The new cyberspace contest
The coming General Election will pit the TOM with Cyberspace head on and the impact is going to be startling. GEs of the past were mostly a one sided affair with the ruling party monopolising all the means of communication with the electorate. It was only in the last GE that cyberspace appeared and shifted the ground slightly. This time round it is not only going to shift the ground, it is going to be a major player to compete for the attention of the voters. And knowing how hungry voters are for alternative news and views, many will be searching in cyberspace to hear what they want to hear.
What will still be available to the ruling party? The old media, newspapers, radio and TV, and a few blogs which are the off shoots of TOM. These will be the providers of the official views. You can count them in two hands.
On the other side of the fence there will be at least 50 to 100 blogs and forums contesting against the official views. Some will be neutral but many will just take the views that are least reported in TOM. And many of these blogs and their visitors will find such views more interesting and refreshing. Then there are the opposition party blogs and websites that will air whatever they want, policies, agenda, plans and rebuttals. The latter is going to be very important as this is generally denied from them. Without the ability to rebut, often, or as in the past, they will look inept or incoherent. Now they are able to explain away the stuff their attackers threw at them.
TOM, radio and TVs will still have the bulk of the readership and will still have the upper hand. But the sprouting up of many alternative blogs and forums will put a big dent into their armoury. And if these alternative blogs could put up well argued positions, rational and logical views, credible views, to win over the voters, the results of the next GE is not going to be so predictable.
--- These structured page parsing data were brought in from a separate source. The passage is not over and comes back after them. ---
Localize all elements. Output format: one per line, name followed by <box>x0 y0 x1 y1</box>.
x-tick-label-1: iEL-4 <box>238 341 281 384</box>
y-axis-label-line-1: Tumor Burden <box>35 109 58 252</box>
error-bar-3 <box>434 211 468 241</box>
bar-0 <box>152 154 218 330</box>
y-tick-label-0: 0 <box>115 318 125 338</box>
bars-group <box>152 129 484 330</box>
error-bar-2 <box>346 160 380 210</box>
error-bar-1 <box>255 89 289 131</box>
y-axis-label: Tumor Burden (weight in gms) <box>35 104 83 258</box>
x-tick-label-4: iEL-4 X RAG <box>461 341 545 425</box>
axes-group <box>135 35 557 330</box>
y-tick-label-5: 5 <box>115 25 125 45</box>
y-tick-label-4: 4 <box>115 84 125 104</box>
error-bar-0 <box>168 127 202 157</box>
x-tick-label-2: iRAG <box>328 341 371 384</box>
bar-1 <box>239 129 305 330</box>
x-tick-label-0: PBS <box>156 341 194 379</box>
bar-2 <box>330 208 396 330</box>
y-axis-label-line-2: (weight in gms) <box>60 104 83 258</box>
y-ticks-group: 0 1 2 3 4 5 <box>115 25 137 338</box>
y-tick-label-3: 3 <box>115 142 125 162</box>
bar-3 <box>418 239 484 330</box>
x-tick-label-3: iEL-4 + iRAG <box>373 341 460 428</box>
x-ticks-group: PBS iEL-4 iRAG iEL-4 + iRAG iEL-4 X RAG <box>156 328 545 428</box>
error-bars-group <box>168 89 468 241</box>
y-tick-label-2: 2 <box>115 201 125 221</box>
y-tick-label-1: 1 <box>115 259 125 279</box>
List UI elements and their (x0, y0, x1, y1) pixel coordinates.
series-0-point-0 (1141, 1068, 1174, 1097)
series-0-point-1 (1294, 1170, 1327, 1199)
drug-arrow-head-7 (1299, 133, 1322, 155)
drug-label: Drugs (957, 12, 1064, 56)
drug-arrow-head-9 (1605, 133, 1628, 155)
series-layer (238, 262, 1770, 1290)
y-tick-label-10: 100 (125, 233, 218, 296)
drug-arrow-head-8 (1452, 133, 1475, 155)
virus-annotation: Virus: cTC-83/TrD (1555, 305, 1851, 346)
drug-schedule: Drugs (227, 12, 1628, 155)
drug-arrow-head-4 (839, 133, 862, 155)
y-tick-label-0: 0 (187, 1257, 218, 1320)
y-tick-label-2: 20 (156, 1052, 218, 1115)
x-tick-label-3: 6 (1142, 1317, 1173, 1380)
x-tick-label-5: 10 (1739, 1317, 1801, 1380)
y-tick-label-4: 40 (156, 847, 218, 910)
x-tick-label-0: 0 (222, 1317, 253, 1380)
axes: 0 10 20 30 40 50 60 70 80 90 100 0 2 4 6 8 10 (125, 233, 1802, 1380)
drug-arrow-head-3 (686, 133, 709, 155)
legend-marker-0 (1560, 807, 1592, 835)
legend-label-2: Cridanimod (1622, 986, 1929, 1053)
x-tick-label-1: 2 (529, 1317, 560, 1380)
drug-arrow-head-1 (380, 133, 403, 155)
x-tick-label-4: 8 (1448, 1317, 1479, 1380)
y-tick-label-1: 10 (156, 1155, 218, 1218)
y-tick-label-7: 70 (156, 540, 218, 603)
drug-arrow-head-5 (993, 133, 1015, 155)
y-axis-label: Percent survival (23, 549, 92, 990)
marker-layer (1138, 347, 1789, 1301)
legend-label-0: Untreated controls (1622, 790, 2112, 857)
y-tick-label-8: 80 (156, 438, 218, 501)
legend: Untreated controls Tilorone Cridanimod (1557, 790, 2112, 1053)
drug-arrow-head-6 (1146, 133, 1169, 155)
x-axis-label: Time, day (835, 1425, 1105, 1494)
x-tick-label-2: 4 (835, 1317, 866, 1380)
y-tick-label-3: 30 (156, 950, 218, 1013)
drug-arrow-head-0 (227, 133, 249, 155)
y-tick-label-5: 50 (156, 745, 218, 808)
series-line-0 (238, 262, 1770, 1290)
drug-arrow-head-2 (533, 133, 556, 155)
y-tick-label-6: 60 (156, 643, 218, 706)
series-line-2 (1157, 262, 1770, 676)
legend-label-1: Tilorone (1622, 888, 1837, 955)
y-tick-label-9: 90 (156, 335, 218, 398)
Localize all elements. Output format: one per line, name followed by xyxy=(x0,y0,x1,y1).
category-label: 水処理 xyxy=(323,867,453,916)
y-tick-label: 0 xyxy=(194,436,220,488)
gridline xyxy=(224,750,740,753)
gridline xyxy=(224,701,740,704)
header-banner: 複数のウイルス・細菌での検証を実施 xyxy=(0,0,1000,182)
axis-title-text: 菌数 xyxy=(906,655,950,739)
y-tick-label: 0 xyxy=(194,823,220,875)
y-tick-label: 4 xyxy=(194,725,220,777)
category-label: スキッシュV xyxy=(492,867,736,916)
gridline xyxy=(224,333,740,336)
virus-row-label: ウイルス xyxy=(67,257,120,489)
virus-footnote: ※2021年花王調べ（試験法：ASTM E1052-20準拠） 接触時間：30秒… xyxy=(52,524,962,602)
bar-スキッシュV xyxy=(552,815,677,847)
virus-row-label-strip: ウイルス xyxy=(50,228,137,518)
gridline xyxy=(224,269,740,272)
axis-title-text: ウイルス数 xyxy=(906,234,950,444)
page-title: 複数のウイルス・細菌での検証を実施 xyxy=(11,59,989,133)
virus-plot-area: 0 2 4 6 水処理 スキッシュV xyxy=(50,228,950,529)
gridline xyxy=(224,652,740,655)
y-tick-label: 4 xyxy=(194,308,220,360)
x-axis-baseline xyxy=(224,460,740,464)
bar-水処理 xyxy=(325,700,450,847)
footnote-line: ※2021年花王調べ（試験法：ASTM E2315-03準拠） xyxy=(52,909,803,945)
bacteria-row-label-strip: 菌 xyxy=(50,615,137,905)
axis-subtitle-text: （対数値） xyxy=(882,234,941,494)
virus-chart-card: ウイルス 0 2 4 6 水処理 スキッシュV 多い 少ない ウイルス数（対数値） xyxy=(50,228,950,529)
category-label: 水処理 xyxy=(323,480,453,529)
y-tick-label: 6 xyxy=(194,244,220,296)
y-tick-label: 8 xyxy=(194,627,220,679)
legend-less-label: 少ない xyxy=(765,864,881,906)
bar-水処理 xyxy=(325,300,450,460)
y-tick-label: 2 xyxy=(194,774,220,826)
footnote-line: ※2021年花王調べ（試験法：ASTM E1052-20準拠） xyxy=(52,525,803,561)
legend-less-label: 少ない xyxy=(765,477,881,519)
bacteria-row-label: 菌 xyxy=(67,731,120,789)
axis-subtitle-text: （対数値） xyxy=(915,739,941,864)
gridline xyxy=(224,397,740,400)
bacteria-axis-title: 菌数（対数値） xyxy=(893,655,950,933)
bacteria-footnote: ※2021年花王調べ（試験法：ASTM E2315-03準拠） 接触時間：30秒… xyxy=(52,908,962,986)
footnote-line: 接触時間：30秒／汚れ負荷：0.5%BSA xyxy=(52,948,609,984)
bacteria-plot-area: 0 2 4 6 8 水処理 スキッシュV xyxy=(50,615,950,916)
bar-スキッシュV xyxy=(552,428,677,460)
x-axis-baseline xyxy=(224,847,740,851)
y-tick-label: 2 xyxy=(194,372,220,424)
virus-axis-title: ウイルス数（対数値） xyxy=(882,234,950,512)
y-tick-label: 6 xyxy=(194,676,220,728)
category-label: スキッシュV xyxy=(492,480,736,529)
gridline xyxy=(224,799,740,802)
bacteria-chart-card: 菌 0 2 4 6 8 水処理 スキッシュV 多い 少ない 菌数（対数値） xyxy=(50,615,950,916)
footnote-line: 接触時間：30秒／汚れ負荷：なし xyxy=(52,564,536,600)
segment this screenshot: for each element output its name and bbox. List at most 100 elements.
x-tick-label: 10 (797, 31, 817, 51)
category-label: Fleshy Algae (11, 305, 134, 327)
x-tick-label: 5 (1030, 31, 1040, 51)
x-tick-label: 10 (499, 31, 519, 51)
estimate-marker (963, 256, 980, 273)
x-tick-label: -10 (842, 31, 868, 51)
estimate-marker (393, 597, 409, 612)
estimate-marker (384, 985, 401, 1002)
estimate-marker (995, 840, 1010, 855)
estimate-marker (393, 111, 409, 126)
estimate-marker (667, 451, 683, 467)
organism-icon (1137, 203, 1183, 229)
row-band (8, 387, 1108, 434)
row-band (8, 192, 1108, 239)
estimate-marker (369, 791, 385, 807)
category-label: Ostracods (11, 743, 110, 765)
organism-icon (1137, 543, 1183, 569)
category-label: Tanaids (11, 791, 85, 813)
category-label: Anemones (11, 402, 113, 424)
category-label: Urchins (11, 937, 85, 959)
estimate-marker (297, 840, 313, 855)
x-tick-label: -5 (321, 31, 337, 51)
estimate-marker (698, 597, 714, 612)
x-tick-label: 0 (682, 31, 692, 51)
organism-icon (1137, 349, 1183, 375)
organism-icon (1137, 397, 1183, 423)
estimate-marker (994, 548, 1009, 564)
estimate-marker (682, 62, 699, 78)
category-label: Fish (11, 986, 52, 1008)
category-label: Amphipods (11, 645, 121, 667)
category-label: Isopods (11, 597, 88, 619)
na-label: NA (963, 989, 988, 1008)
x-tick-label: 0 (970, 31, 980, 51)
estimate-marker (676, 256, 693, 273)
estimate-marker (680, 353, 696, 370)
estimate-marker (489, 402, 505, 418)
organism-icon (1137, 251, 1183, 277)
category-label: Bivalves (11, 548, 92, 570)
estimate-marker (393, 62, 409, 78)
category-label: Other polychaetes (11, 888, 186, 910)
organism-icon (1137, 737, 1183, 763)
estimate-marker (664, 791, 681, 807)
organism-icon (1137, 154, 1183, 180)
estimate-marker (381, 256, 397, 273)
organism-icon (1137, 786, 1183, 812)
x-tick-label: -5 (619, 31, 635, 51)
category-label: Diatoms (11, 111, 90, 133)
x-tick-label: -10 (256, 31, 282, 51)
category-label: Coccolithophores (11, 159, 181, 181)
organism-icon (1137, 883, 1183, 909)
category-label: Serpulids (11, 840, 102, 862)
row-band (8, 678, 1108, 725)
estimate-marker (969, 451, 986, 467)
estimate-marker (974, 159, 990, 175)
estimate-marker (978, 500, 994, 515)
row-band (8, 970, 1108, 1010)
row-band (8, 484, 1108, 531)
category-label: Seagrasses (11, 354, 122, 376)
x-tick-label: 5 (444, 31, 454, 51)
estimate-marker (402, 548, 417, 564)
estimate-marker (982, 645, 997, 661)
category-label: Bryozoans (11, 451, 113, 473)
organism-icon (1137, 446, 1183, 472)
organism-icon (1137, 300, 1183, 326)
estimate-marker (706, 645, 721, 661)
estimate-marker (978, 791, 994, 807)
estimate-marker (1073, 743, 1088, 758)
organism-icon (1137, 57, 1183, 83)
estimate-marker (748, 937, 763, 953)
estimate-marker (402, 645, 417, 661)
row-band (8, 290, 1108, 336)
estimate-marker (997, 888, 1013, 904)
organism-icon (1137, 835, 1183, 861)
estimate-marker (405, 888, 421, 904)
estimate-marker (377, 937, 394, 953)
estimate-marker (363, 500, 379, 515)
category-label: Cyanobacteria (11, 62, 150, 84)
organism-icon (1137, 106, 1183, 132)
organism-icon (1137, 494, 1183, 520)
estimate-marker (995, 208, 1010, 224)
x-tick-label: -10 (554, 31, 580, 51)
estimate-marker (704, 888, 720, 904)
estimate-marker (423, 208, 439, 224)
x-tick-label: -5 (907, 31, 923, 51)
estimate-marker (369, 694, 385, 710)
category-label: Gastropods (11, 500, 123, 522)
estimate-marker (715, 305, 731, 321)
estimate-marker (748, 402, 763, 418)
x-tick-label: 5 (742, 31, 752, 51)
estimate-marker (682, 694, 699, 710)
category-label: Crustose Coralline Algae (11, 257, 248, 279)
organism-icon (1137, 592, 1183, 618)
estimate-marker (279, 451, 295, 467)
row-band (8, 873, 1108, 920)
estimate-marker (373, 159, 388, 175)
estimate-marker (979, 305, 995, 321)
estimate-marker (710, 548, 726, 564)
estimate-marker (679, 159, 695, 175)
It is going to be a contest of ideas in cyberspace and the opposition parties are going to have the upper hand in numbers with each blog/forum reaching out to smaller groups of visitors. The aggregate can be quite substantial. And so far there is no answer from the other side. It is like a huge conventional army staying its ground to fight a big battle while the enemies were all over engaging in small skirmishes and guerilla warfare. It is an asymmetric electoral warfare.
12/05/2008
Living dangerously
PowerSeraya, the third and last power station is sold to YTL, a Malaysian conglomerate. Irrespective of whichever country buying it, should a strategic asset like the power stations be sold and be managed by any country other than the state? Should we sell our water treatment plants as well? Next, shall we sell out ports, Changi and PSA? Or shall we sell SIA and NOL? Where will the selling of strategic assets ends and when will the people stand up and ask, is this the right thing to do? Or are the people so complacent that nothing will worry them?
I just don’t feel comfortable going down this road. Do we need the money so badly? Are these money put to better use than to hold on to these assets? Or are we trading our strategic assets for non strategic assets? Why are Singaporeans so indifferent to what is happening to the country and their future wellbeing?
I have seen privatized security services hiring foreigners, including carrying of arms, to guard key installations and controlling movement of people. Does anyone think it is a good idea that foreigners should be allowed to carry arms in our own backyard? Having a contingent of Gurkhas is already an aberration. How far down shall we go down this road? We still have the police force and the armed forces in our control.
When will they be filled by foreigners? Oh, I heard that the obviously foreign looking personnel in uniforms are PRs or new citizens. So, issuing them PRs and pink ICs immediately qualified these foreigners as one of us?
We are living in a very dangerous world. Having people with unknown background guarding our buildings and installations is not a joking matter. Or maybe I am wrong.